The design is very minimalistic, the organizer fits well 3 pens (pencil, ballpoint and marker), phone vertically or horzontally, erasers and other small stuff and hard covered notebooks and even my sunglasses if needed.
PS. remember to check out the build video!
Step 1: Tools and Materials
Step 2: Preparing Strips of Plywood.
I had a ready right sized sheet of plywood for my project, it was about 30 cmx30 cmx1.2 cm. My sheet had this black epoxy coating on both sides of the sheet which I had to sand away. Simpler solution would obviously have been to use plywood that is not coated with anything. By useing 40 grit paper on my orbital sander it didn't take too long for me to get rid of the coating.
I wanted to end up with a 6 cm wide block of plywood so I cut the plywood into five 6 cm wide strips. Then I placed all the strips on top of each other to see how much I need to offset each sheet in order for me to get the angle I want to the ends of the block.
Step 3: Gluing the First Sheets
I guess I could have just glued all the sheets together and then used a router to make the holes I need, but I didn't. I decided to first glue together the two sheets that will be placed on top of the block. Before gluing the strips I had to make 2 wide holes to the top strip. Those I would use for my phone and a pocket sized notebook. I measured the holes so that my phone would sit there both vertically and horizontally in slight angle just in case I wanted to use it to watch some videos. The same holes fit also for my small notebook (and surprisingly for my sunglasses also).
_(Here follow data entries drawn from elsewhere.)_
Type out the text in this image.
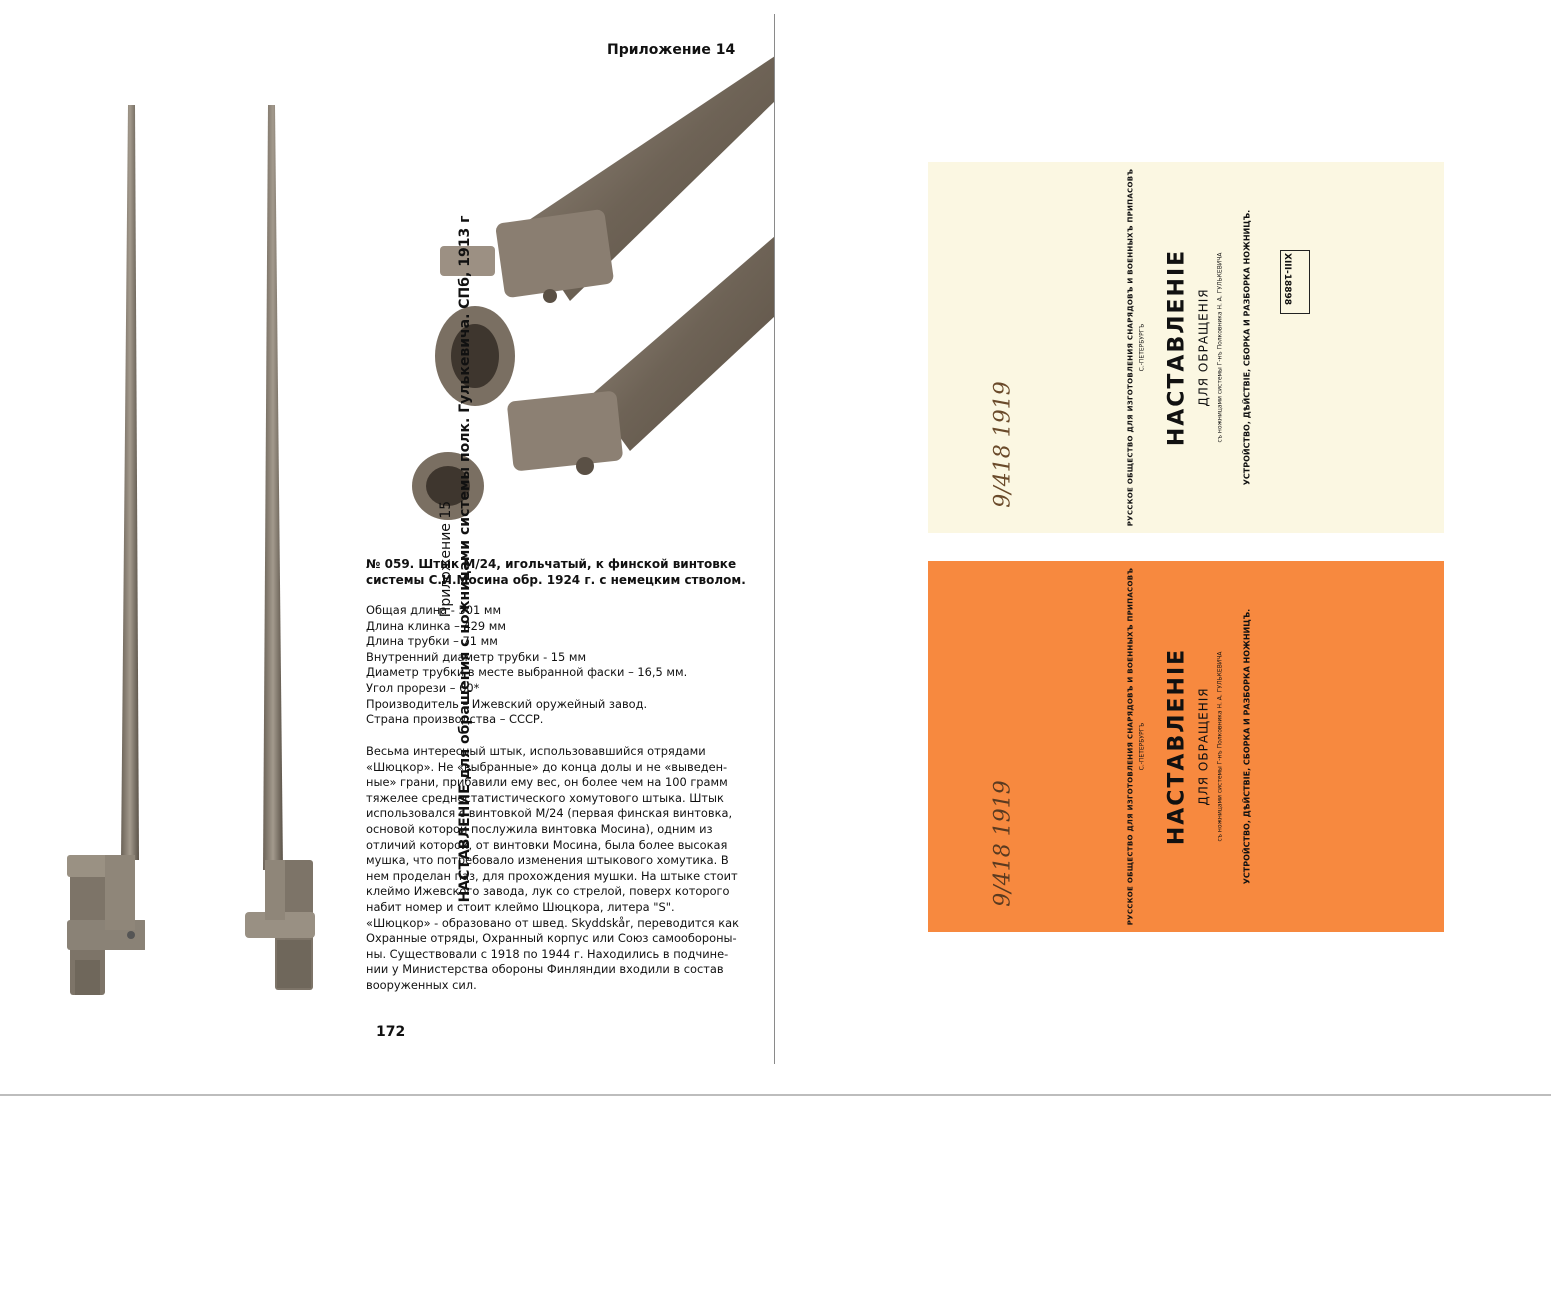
Приложение 14
№ 059. Штык М/24, игольчатый, к финской винтовке
системы С.И.Мосина обр. 1924 г. с немецким стволом.
Общая длина - 501 мм
Длина клинка – 429 мм
Длина трубки – 71 мм
Внутренний диаметр трубки - 15 мм
Диаметр трубки в месте выбранной фаски – 16,5 мм.
Угол прорези – 60*
Производитель – Ижевский оружейный завод.
Страна производства – СССР.
Весьма интересный штык, использовавшийся отрядами
«Шюцкор». Не «выбранные» до конца долы и не «выведен-
ные» грани, прибавили ему вес, он более чем на 100 грамм
тяжелее среднестатистического хомутового штыка. Штык
использовался с винтовкой М/24 (первая финская винтовка,
основой которой послужила винтовка Мосина), одним из
отличий которой, от винтовки Мосина, была более высокая
мушка, что потребовало изменения штыкового хомутика. В
нем проделан паз, для прохождения мушки. На штыке стоит
клеймо Ижевского завода, лук со стрелой, поверх которого
набит номер и стоит клеймо Шюцкора, литера "S".
«Шюцкор» - образовано от швед. Skyddskår, переводится как
Охранные отряды, Охранный корпус или Союз самообороны-
ны. Существовали с 1918 по 1944 г. Находились в подчине-
нии у Министерства обороны Финляндии входили в состав
вооруженных сил.
172
Приложение 15 НАСТАВЛЕНИЕ для обращения с ножницами системы полк. Гулькевича. СПб, 1913 г	РУССКОЕ ОБЩЕСТВО ДЛЯ ИЗГОТОВЛЕНИЯ СНАРЯДОВЪ И ВОЕННЫХЪ ПРИПАСОВЪ С.-ПЕТЕРБУРГЪ НАСТАВЛЕНIЕ ДЛЯ ОБРАЩЕНIЯ съ ножницами системы Г-нъ Полковника Н. А. ГУЛЬКЕВИЧА УСТРОЙСТВО, ДѢЙСТВІЕ, СБОРКА И РАЗБОРКА НОЖНИЦЪ.	XIII-18898
9/418 1919
РУССКОЕ ОБЩЕСТВО ДЛЯ ИЗГОТОВЛЕНИЯ СНАРЯДОВЪ И ВОЕННЫХЪ ПРИПАСОВЪ С.-ПЕТЕРБУРГЪ НАСТАВЛЕНIЕ ДЛЯ ОБРАЩЕНIЯ съ ножницами системы Г-нъ Полковника Н. А. ГУЛЬКЕВИЧА УСТРОЙСТВО, ДѢЙСТВІЕ, СБОРКА И РАЗБОРКА НОЖНИЦЪ.
9/418 1919
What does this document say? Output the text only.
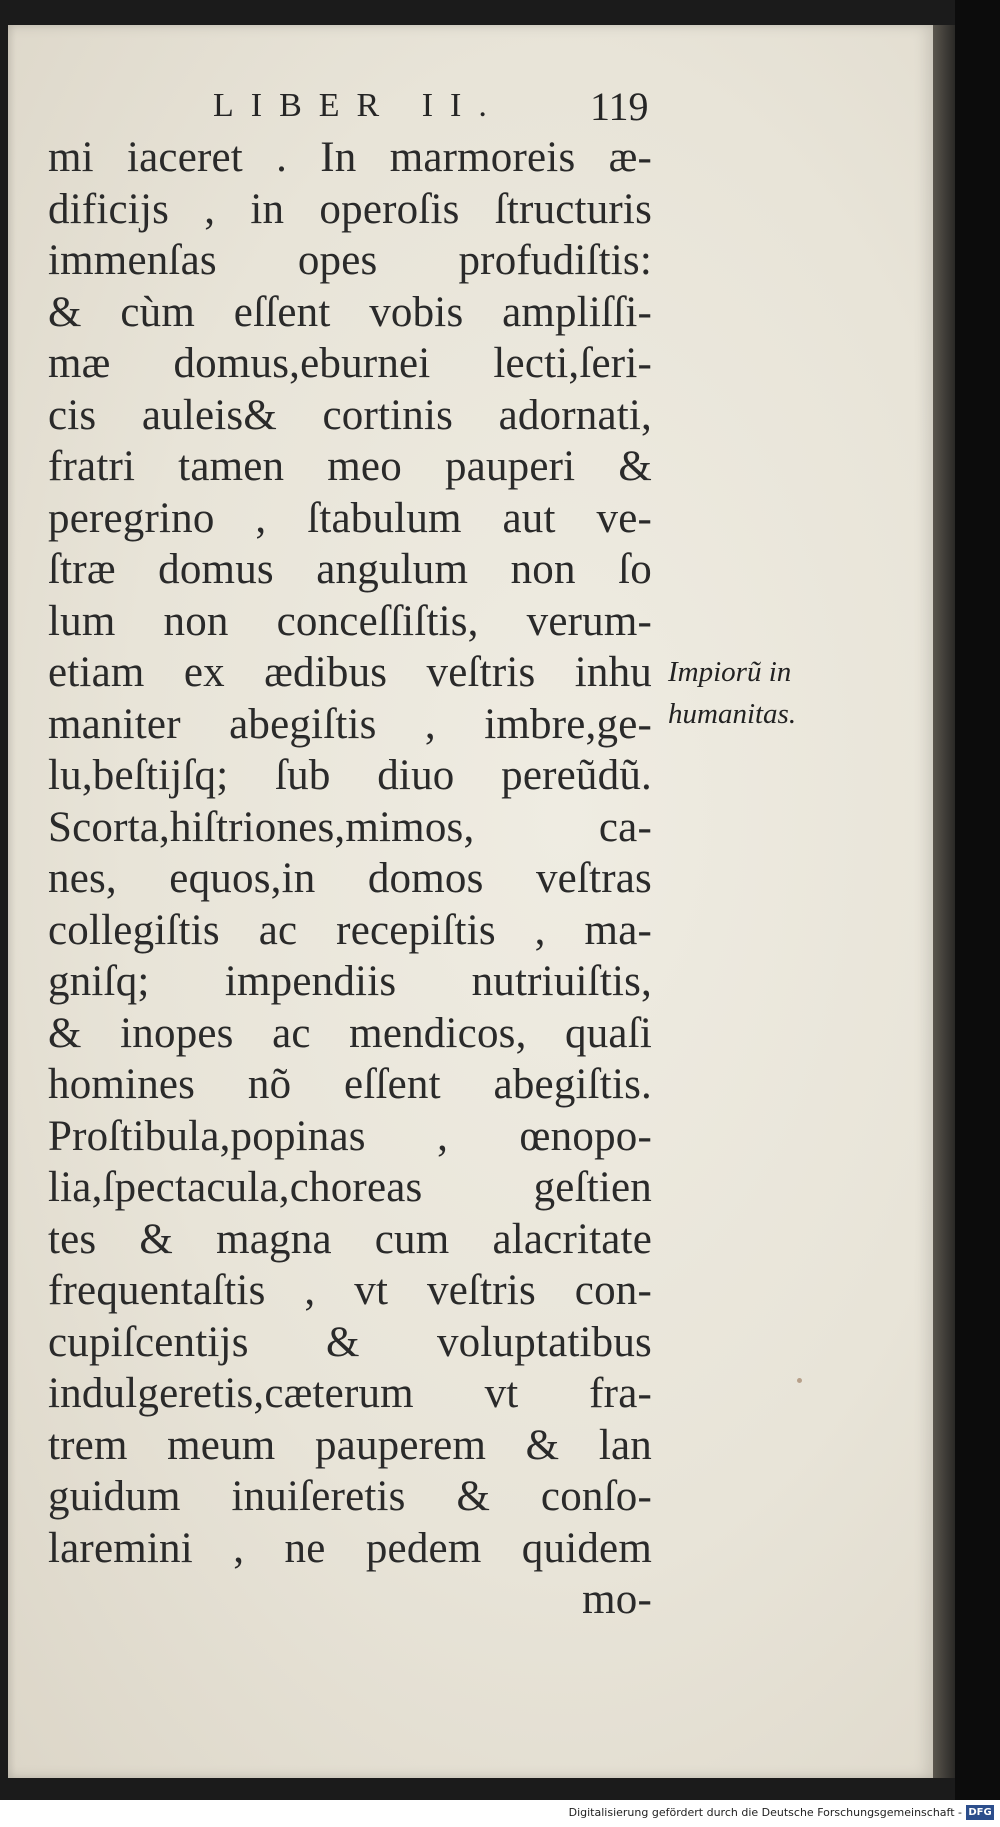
LIBER II. 119
mi iaceret . In marmoreis æ-
dificijs , in operoſis ſtructuris
immenſas opes profudiſtis:
& cùm eſſent vobis ampliſſi-
mæ domus,eburnei lecti,ſeri-
cis auleis& cortinis adornati,
fratri tamen meo pauperi &
peregrino , ſtabulum aut ve-
ſtræ domus angulum non ſo
lum non conceſſiſtis, verum-
etiam ex ædibus veſtris inhu
maniter abegiſtis , imbre,ge-
lu,beſtijſq; ſub diuo pereũdũ.
Scorta,hiſtriones,mimos, ca-
nes, equos,in domos veſtras
collegiſtis ac recepiſtis , ma-
gniſq; impendiis nutriuiſtis,
& inopes ac mendicos, quaſi
homines nõ eſſent abegiſtis.
Proſtibula,popinas , œnopo-
lia,ſpectacula,choreas geſtien
tes & magna cum alacritate
frequentaſtis , vt veſtris con-
cupiſcentijs & voluptatibus
indulgeretis,cæterum vt fra-
trem meum pauperem & lan
guidum inuiſeretis & conſo-
laremini , ne pedem quidem
mo-
Impiorũ in
humanitas.
Digitalisierung gefördert durch die Deutsche Forschungsgemeinschaft - DFG
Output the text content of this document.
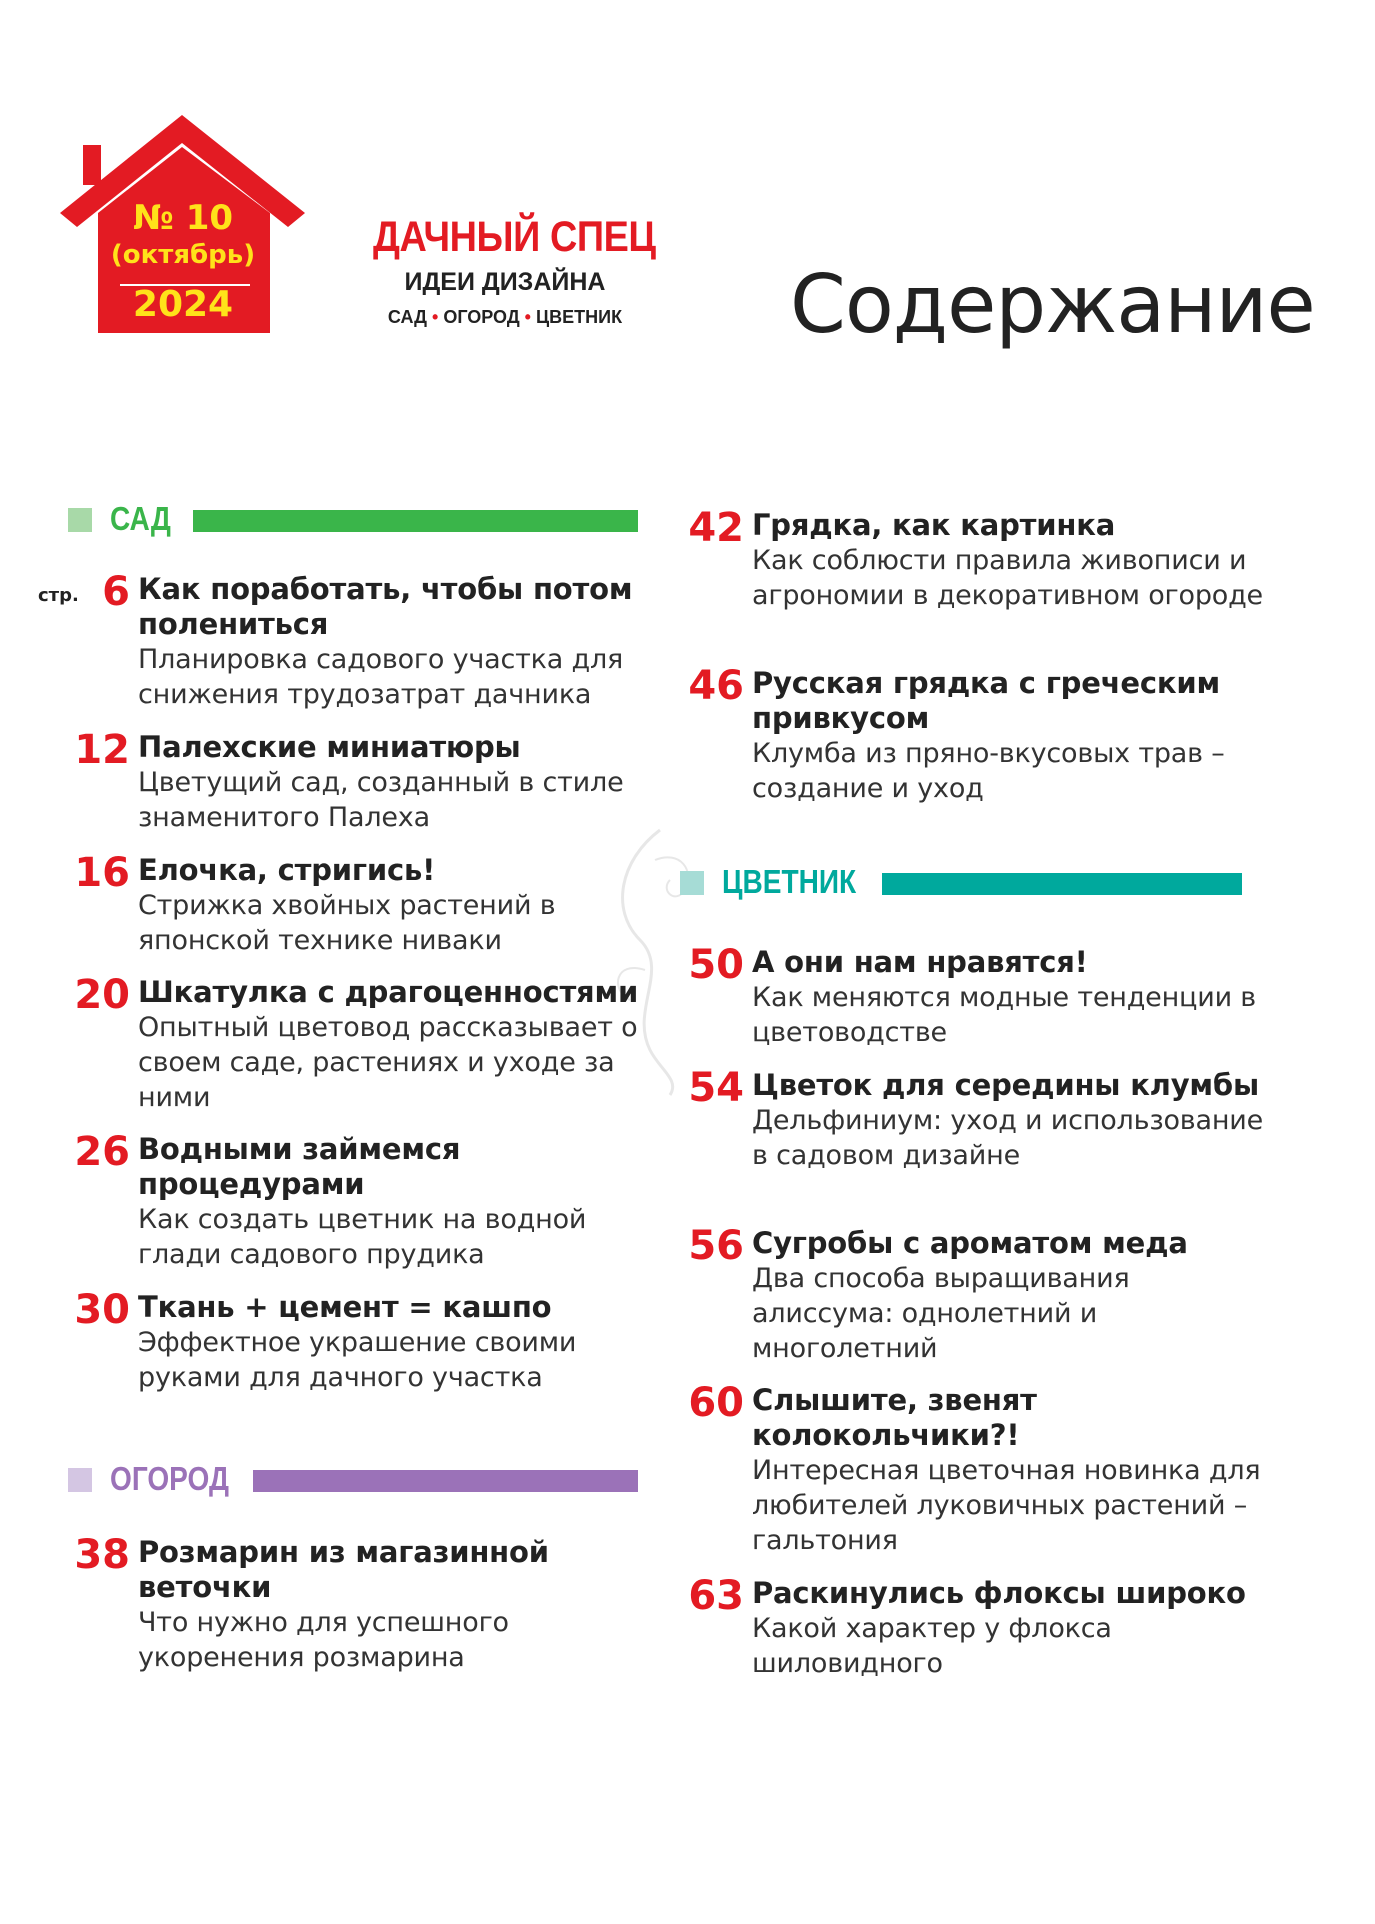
№ 10
(октябрь)
2024
ДАЧНЫЙ СПЕЦ
ИДЕИ ДИЗАЙНА
САД • ОГОРОД • ЦВЕТНИК	Содержание
САД
ОГОРОД
ЦВЕТНИК
стр. 6 Как поработать, чтобы потом полениться
Планировка садового участка для снижения трудозатрат дачника
12 Палехские миниатюры
Цветущий сад, созданный в стиле знаменитого Палеха
16 Елочка, стригись!
Стрижка хвойных растений в японской технике ниваки
20 Шкатулка с драгоценностями
Опытный цветовод рассказывает о своем саде, растениях и уходе за ними
26 Водными займемся процедурами
Как создать цветник на водной глади садового прудика
30 Ткань + цемент = кашпо
Эффектное украшение своими руками для дачного участка
38 Розмарин из магазинной веточки
Что нужно для успешного укоренения розмарина
42 Грядка, как картинка
Как соблюсти правила живописи и агрономии в декоративном огороде
46 Русская грядка с греческим привкусом
Клумба из пряно-вкусовых трав – создание и уход
50 А они нам нравятся!
Как меняются модные тенденции в цветоводстве
54 Цветок для середины клумбы
Дельфиниум: уход и использование в садовом дизайне
56 Сугробы с ароматом меда
Два способа выращивания алиссума: однолетний и многолетний
60 Слышите, звенят колокольчики?!
Интересная цветочная новинка для любителей луковичных растений – гальтония
63 Раскинулись флоксы широко
Какой характер у флокса шиловидного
I used a drill to get rid of most of the material and then I filed off the rest. Then I rounded the edges slightly with a dremel and a sanding drum.
Then I was ready to glue the two top sheets of plywood on top of each other. I made sure I didnt get any glue in the bottom of the holes because it wouldn't be easy to sand it off from there. The little glue I still maaged to get there I just swiped off with peace of paper as soon as I had clamped the thing down.
Step 4: The Second Gluing
After the first twwo sheets were glued I needed to add one more sheet of plywood to the block because I wanted to make a deeper hole than the two first ones for eraser and other small stuff.
I drew my design on the wood and did excatly the same thing that I did with the first holes except this time I used a power drill with bigger sanding drum to speed thing up with the filing. After I had my hole with rounded edges I glued the third and the fourth layer of plywood to the bottom of the block.
Step 5: Cutting the Slot and the Final Gluing
After the glue had dried I sawed the ends of my block to the rough angle I wanted. Then I sawed two slices off one end of the block. I kept the other slice and I threw the other one away. I could have just sawed one slice off the block and used a longer sheet of plywood for the base. At this point I sanded the sides of my pieces that would be pointing inside the slot on the block becasue that area would be hard to sand after the gluing. I then glued my pieces on top of the bottom layer of plywood. I noticed that it was VERY tricky to glue down such narrow skewed piece of wood.
Lastly I drilled some holes for my pens to the other end of the block and sanded down all the edges to their final shape. Then I put some oil on the thing to make it slightly darker and voalá.
Thank you for reading my tutorial and sorry for my broken english.